Some friends of mine were vacationing not too long ago and thought of me when, on their journey, they found a refrigerator magnet that read, “Think! It’s not illegal yet.” I have the magnet, in fact, on my refrigerator today. I appreciate my friends thinking of me, but I am more thankful that my friends, upon seeing this magnet, did actually “think.” Certainly the magnet reminded them of me because (to the point of aggravation, of myself even) I continuously remind us about the gift – our ability to think – and the necessity of our use of this gift.

As a pastor, obviously, I am concerned about rescued souls. As a member of the Church, of course, I am interested in its healthy growth. Certainly I care about speaking the Good News into the life of humanity. But I believe that the most effective way to do these things is by insisting that humanity utilizes its God-given gift to think (exercising logic and reason, which are from the mind of God).

Case in point: The notion that perception is reality is, in fact, illogical and void of any kind of rational thought. I once spoke to a woman whose perception (her circumstances and feelings) told her that God did not love her (in reality). Emotions are relative, but logic (truth) is not. If God, by definition, loves humanity; and this woman, by definition, is human; then, God must necessarily love this woman. Her perception of reality does not change the fact of that reality (either way).

Incidentally, I often (and painstakingly) add the phrase “by definition” (which is a point of aggravation for some, including myself) because it draws attention to what was just actually stated and demands the importance of the logical meaning of words rather than the emotional baggage attached to them. For example, when I say “God, by definition,” I aim to rid us of the irrational, emotional baggage that we have “God” carry. I wish to drill-down to who “God” is in reality and not who we would have “God” be in our own perception. Further, by adding “by definition,” I insist that we “think” about what we are saying; balancing our feelings and emotions with logic and reason.

Operating out of our animal instinct (i.e. not thinking) is precisely that which lead to our separation from God and our subsequent altered perceptions of reality (Romans 1). Likewise, our religious nature (negatively speaking – Romans 1) is full of emotional insecurities, irrational fears, blind ignorance, and hypocritical actions precisely because we quit thinking. Thus, the Church is rightly being rejected by a generation that demands (whether they know it or not, the God-given) right to “think.” The Church has nothing to fear and everything to gain from people exercising thought. Our ability to “think” is presupposed by the mind of God.

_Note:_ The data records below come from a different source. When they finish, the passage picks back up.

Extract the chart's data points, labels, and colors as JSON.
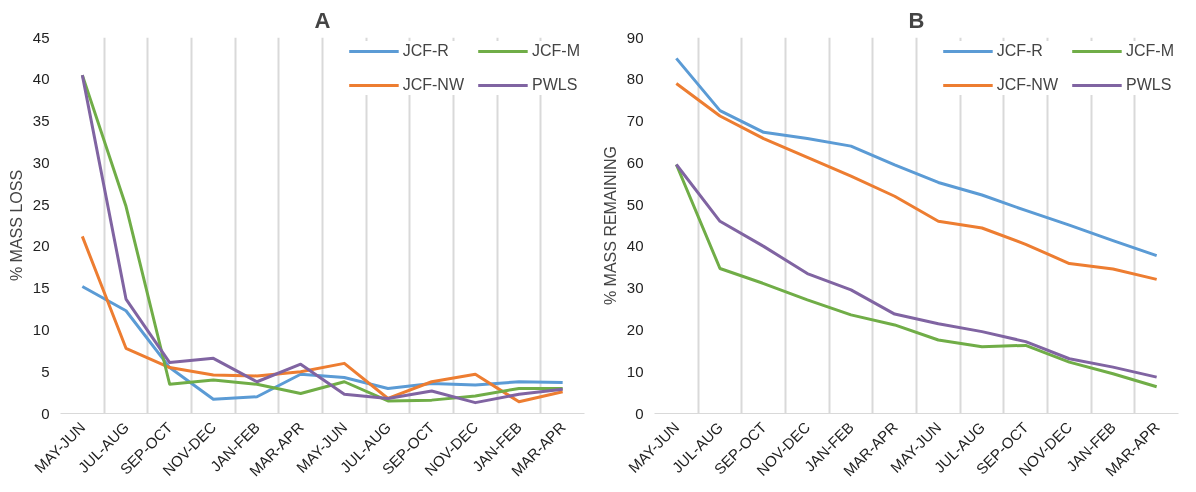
{
  "chart_data": [
    {
      "type": "line",
      "title": "A",
      "ylabel": "% MASS LOSS",
      "categories": [
        "MAY-JUN",
        "JUL-AUG",
        "SEP-OCT",
        "NOV-DEC",
        "JAN-FEB",
        "MAR-APR",
        "MAY-JUN",
        "JUL-AUG",
        "SEP-OCT",
        "NOV-DEC",
        "JAN-FEB",
        "MAR-APR"
      ],
      "ylim": [
        0,
        45
      ],
      "yticks": [
        0,
        5,
        10,
        15,
        20,
        25,
        30,
        35,
        40,
        45
      ],
      "grid": "x",
      "legend": "top right",
      "series": [
        {
          "name": "JCF-R",
          "color": "#5b9bd5",
          "values": [
            15.2,
            12.3,
            5.5,
            1.7,
            2.0,
            4.7,
            4.3,
            3.0,
            3.6,
            3.4,
            3.8,
            3.7
          ]
        },
        {
          "name": "JCF-NW",
          "color": "#ed7d31",
          "values": [
            21.2,
            7.8,
            5.5,
            4.6,
            4.5,
            5.0,
            6.0,
            1.8,
            3.8,
            4.7,
            1.4,
            2.6
          ]
        },
        {
          "name": "JCF-M",
          "color": "#70ad47",
          "values": [
            40.5,
            24.8,
            3.5,
            4.0,
            3.5,
            2.4,
            3.8,
            1.5,
            1.6,
            2.1,
            3.0,
            3.0
          ]
        },
        {
          "name": "PWLS",
          "color": "#8064a2",
          "values": [
            40.5,
            13.7,
            6.1,
            6.6,
            3.8,
            5.9,
            2.3,
            1.8,
            2.7,
            1.3,
            2.3,
            2.9
          ]
        }
      ]
    },
    {
      "type": "line",
      "title": "B",
      "ylabel": "% MASS REMAINING",
      "categories": [
        "MAY-JUN",
        "JUL-AUG",
        "SEP-OCT",
        "NOV-DEC",
        "JAN-FEB",
        "MAR-APR",
        "MAY-JUN",
        "JUL-AUG",
        "SEP-OCT",
        "NOV-DEC",
        "JAN-FEB",
        "MAR-APR"
      ],
      "ylim": [
        0,
        90
      ],
      "yticks": [
        0,
        10,
        20,
        30,
        40,
        50,
        60,
        70,
        80,
        90
      ],
      "grid": "x",
      "legend": "top right",
      "series": [
        {
          "name": "JCF-R",
          "color": "#5b9bd5",
          "values": [
            85,
            72.5,
            67.3,
            65.8,
            64,
            59.5,
            55.3,
            52.3,
            48.6,
            45.1,
            41.4,
            37.8
          ]
        },
        {
          "name": "JCF-NW",
          "color": "#ed7d31",
          "values": [
            79,
            71.2,
            65.8,
            61.3,
            56.8,
            52,
            46,
            44.4,
            40.5,
            35.9,
            34.6,
            32.1
          ]
        },
        {
          "name": "JCF-M",
          "color": "#70ad47",
          "values": [
            59.6,
            34.7,
            31.1,
            27.2,
            23.6,
            21.2,
            17.6,
            16.0,
            16.3,
            12.3,
            9.5,
            6.4
          ]
        },
        {
          "name": "PWLS",
          "color": "#8064a2",
          "values": [
            59.6,
            46,
            40,
            33.5,
            29.6,
            23.8,
            21.5,
            19.6,
            17.2,
            13.1,
            11.1,
            8.7
          ]
        }
      ]
    }
  ]
}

Because God exists and is self-aware – i.e. God has (is) a mind of God’s own – we are able to think. We would not be able to “think” if there was not a self-aware God who has opened the mind of God to us. It is when we stop thinking that we stop expressing God. I am convinced that when human beings “think,” we have no other conclusions to draw but that without God (by definition) we are hopelessly lost, helplessly in need of God’s grace, and necessarily, therefore, in dire need of Jesus Christ (the only means to reconciliation and redemption, by definition; which in turn, places us in the community of the Church). Therewith, to not believe in God or the need of a God (by definition) or, therefore, the need of Jesus Christ to regain community, is to not “think” (by definition) at all.